Les Meridian Brothers ont déjà, par le passé, «collaboré» avec des groupes imaginaires; El Grupo Renacimiento n’est pas leur coup d’essai, mais avec ce groupe rêvé, celui qui devait être leur inspiration ultime et la voix d’un pays déchiré par la guerre civile, Eblis Álvarez et consorts s’en donnent à cœur joie. Pour preuve, le titre qui ouvre cet album, La policía, est une salsa endiablée dont les paroles dénoncent les violences policières. «Police pourrie, pas marrant / Anarchie absolue, la solution», dit un refrain à scander en manif tout en dansant des pas chaloupés.
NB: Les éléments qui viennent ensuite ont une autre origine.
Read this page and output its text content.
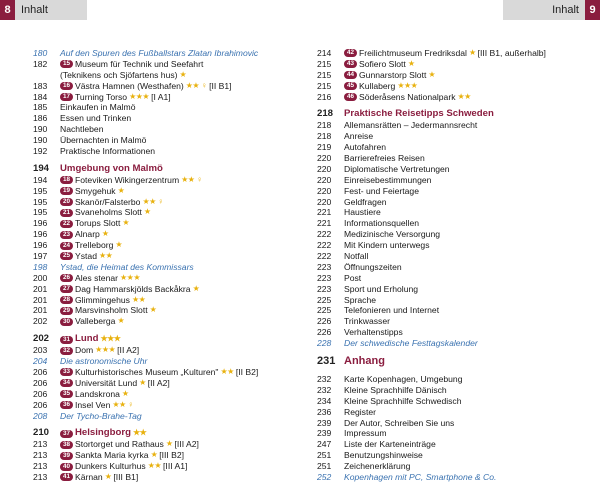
8 Inhalt	Inhalt 9
180	Auf den Spuren des Fußballstars Zlatan Ibrahimovic
182	15 Museum für Technik und Seefahrt
(Teknikens och Sjöfartens hus) ★
183	16 Västra Hamnen (Westhafen) ★★ ♀ [II B1]
184	17 Turning Torso ★★★ [I A1]
185	Einkaufen in Malmö
186	Essen und Trinken
190	Nachtleben
190	Übernachten in Malmö
192	Praktische Informationen
194	Umgebung von Malmö
194	18 Foteviken Wikingerzentrum ★★ ♀
195	19 Smygehuk ★
195	20 Skanör/Falsterbo ★★ ♀
195	21 Svaneholms Slott ★
196	22 Torups Slott ★
196	23 Alnarp ★
196	24 Trelleborg ★
197	25 Ystad ★★
198	Ystad, die Heimat des Kommissars
200	26 Ales stenar ★★★
201	27 Dag Hammarskjölds Backåkra ★
201	28 Glimmingehus ★★
201	29 Marsvinsholm Slott ★
202	30 Vallebergа ★
202	31 Lund ★★★
203	32 Dom ★★★ [II A2]
204	Die astronomische Uhr
206	33 Kulturhistorisches Museum „Kulturen" ★★ [II B2]
206	34 Universität Lund ★ [II A2]
206	35 Landskrona ★
206	36 Insel Ven ★★ ♀
208	Der Tycho-Brahe-Tag
210	37 Helsingborg ★★
213	38 Stortorget und Rathaus ★ [III A2]
213	39 Sankta Maria kyrka ★ [III B2]
213	40 Dunkers Kulturhus ★★ [III A1]
213	41 Kärnan ★ [III B1]
214	42 Freilichtmuseum Fredriksdal ★ [III B1, außerhalb]
215	43 Sofiero Slott ★
215	44 Gunnarstorp Slott ★
215	45 Kullaberg ★★★
216	46 Söderåsens Nationalpark ★★
218	Praktische Reisetipps Schweden
218	Allemansrätten – Jedermannsrecht
218	Anreise
219	Autofahren
220	Barrierefreies Reisen
220	Diplomatische Vertretungen
220	Einreisebestimmungen
220	Fest- und Feiertage
220	Geldfragen
221	Haustiere
221	Informationsquellen
222	Medizinische Versorgung
222	Mit Kindern unterwegs
222	Notfall
223	Öffnungszeiten
223	Post
223	Sport und Erholung
225	Sprache
225	Telefonieren und Internet
226	Trinkwasser
226	Verhaltenstipps
228	Der schwedische Festtagskalender
231 Anhang
232	Karte Kopenhagen, Umgebung
232	Kleine Sprachhilfe Dänisch
234	Kleine Sprachhilfe Schwedisch
236	Register
239	Der Autor, Schreiben Sie uns
239	Impressum
247	Liste der Karteneinträge
251	Benutzungshinweise
251	Zeichenerklärung
252	Kopenhagen mit PC, Smartphone & Co.
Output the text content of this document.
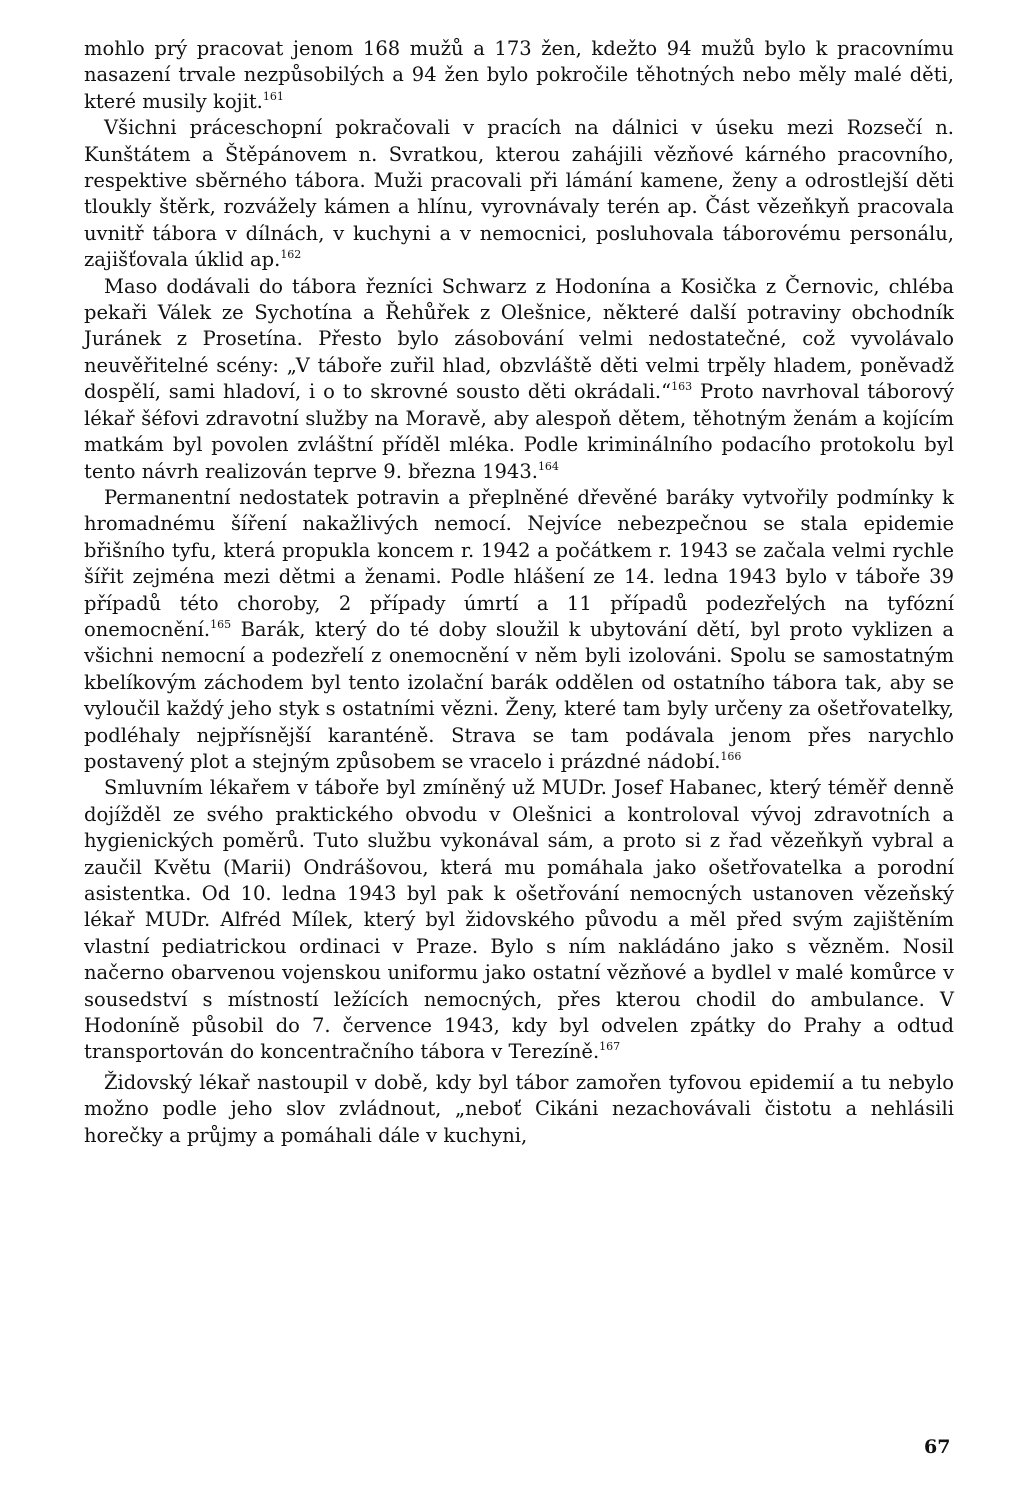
mohlo prý pracovat jenom 168 mužů a 173 žen, kdežto 94 mužů bylo k pracovnímu nasazení trvale nezpůsobilých a 94 žen bylo pokročile těhotných nebo měly malé děti, které musily kojit.$^{161}$

Všichni práceschopní pokračovali v pracích na dálnici v úseku mezi Rozsečí n. Kunštátem a Štěpánovem n. Svratkou, kterou zahájili vězňové kárného pracovního, respektive sběrného tábora. Muži pracovali při lámání kamene, ženy a odrostlejší děti tloukly štěrk, rozvážely kámen a hlínu, vyrovnávaly terén ap. Část vězeňkyň pracovala uvnitř tábora v dílnách, v kuchyni a v nemocnici, posluhovala táborovému personálu, zajišťovala úklid ap.$^{162}$

Maso dodávali do tábora řezníci Schwarz z Hodonína a Kosička z Černovic, chléba pekaři Válek ze Sychotína a Řehůřek z Olešnice, některé další potraviny obchodník Juránek z Prosetína. Přesto bylo zásobování velmi nedostatečné, což vyvolávalo neuvěřitelné scény: „V táboře zuřil hlad, obzvláště děti velmi trpěly hladem, poněvadž dospělí, sami hladoví, i o to skrovné sousto děti okrádali.“$^{163}$ Proto navrhoval táborový lékař šéfovi zdravotní služby na Moravě, aby alespoň dětem, těhotným ženám a kojícím matkám byl povolen zvláštní příděl mléka. Podle kriminálního podacího protokolu byl tento návrh realizován teprve 9. března 1943.$^{164}$

Permanentní nedostatek potravin a přeplněné dřevěné baráky vytvořily podmínky k hromadnému šíření nakažlivých nemocí. Nejvíce nebezpečnou se stala epidemie břišního tyfu, která propukla koncem r. 1942 a počátkem r. 1943 se začala velmi rychle šířit zejména mezi dětmi a ženami. Podle hlášení ze 14. ledna 1943 bylo v táboře 39 případů této choroby, 2 případy úmrtí a 11 případů podezřelých na tyfózní onemocnění.$^{165}$ Barák, který do té doby sloužil k ubytování dětí, byl proto vyklizen a všichni nemocní a podezřelí z onemocnění v něm byli izolováni. Spolu se samostatným kbelíkovým záchodem byl tento izolační barák oddělen od ostatního tábora tak, aby se vyloučil každý jeho styk s ostatními vězni. Ženy, které tam byly určeny za ošetřovatelky, podléhaly nejpřísnější karanténě. Strava se tam podávala jenom přes narychlo postavený plot a stejným způsobem se vracelo i prázdné nádobí.$^{166}$

Smluvním lékařem v táboře byl zmíněný už MUDr. Josef Habanec, který téměř denně dojížděl ze svého praktického obvodu v Olešnici a kontroloval vývoj zdravotních a hygienických poměrů. Tuto službu vykonával sám, a proto si z řad vězeňkyň vybral a zaučil Květu (Marii) Ondrášovou, která mu pomáhala jako ošetřovatelka a porodní asistentka. Od 10. ledna 1943 byl pak k ošetřování nemocných ustanoven vězeňský lékař MUDr. Alfréd Mílek, který byl židovského původu a měl před svým zajištěním vlastní pediatrickou ordinaci v Praze. Bylo s ním nakládáno jako s vězněm. Nosil načerno obarvenou vojenskou uniformu jako ostatní vězňové a bydlel v malé komůrce v sousedství s místností ležících nemocných, přes kterou chodil do ambulance. V Hodoníně působil do 7. července 1943, kdy byl odvelen zpátky do Prahy a odtud transportován do koncentračního tábora v Terezíně.$^{167}$

Židovský lékař nastoupil v době, kdy byl tábor zamořen tyfovou epidemií a tu nebylo možno podle jeho slov zvládnout, „neboť Cikáni nezachovávali čistotu a nehlásili horečky a průjmy a pomáhali dále v kuchyni,

67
L’hymne antiflics ultime ?
Meridian Brothers y El Grupo Renacimiento poursuit ainsi durant 40 minutes des réflexions sur un monde prétendument du passé. Dans Metamorfosis, l’alter ego fictif d’Eblis Álvarez imagine, d’une voix à peine forcée, se réveiller un jour dans la peau d’un robot, demandant à un «frère du futur» de l’aider à trouver «l’illumination» dans un monde «plein de caméras / plein de drones» : de la fausse science-fiction qui met le doigt sur les dérives de la société du «tout électronique», auquel fait aussi écho Descarga profética et son algorithme décrit comme un évènement miraculeux.
D’autres facettes du discours engagé du groupe ont à voir avec l’imminence d’une guerre (Bomba atómica : «Ils veulent l’utiliser / Pour anéantir les peuples») ou encore du «vice qui domine et qui fait de moi son esclave» (Hermana necesito). Ailleurs, Álvarez chante les louanges de la «salsa dura» et de ses musiciens, les «salseros», selon lui de vrais punks (Poema del salsero resentido), avant d’extirper toute la mélancolie qui émane de cette musique du peuple (Triste son).
Musicalement, c’est de la salsa à l’os, jouée par des musiciens en pleine possession de leurs moyens, qui ajoutent ici et là une touche de bachata, de merengue, de cumbia ou de musique jíbara, n’utilisant l’électronique que dans des effets d’écho, pour une légère touche psychédélique.
Ce qui finit de faire de Meridian Brothers y El Grupo Renacimiento un album extraordinaire, c’est qu’il ressuscite aussi un label – véritable, celui-ci : Ansonia Records, créé à New York en 1949 par un immigré portoricain, et jadis label de référence pour la musique latino-américaine. Racheté en 2019 par la «music supervisor» Liza Richardson (The Leftovers, Watchmen, Narcos…), Ansonia signe avec les Meridian Brothers sa première sortie depuis 1990. «¡Ay!»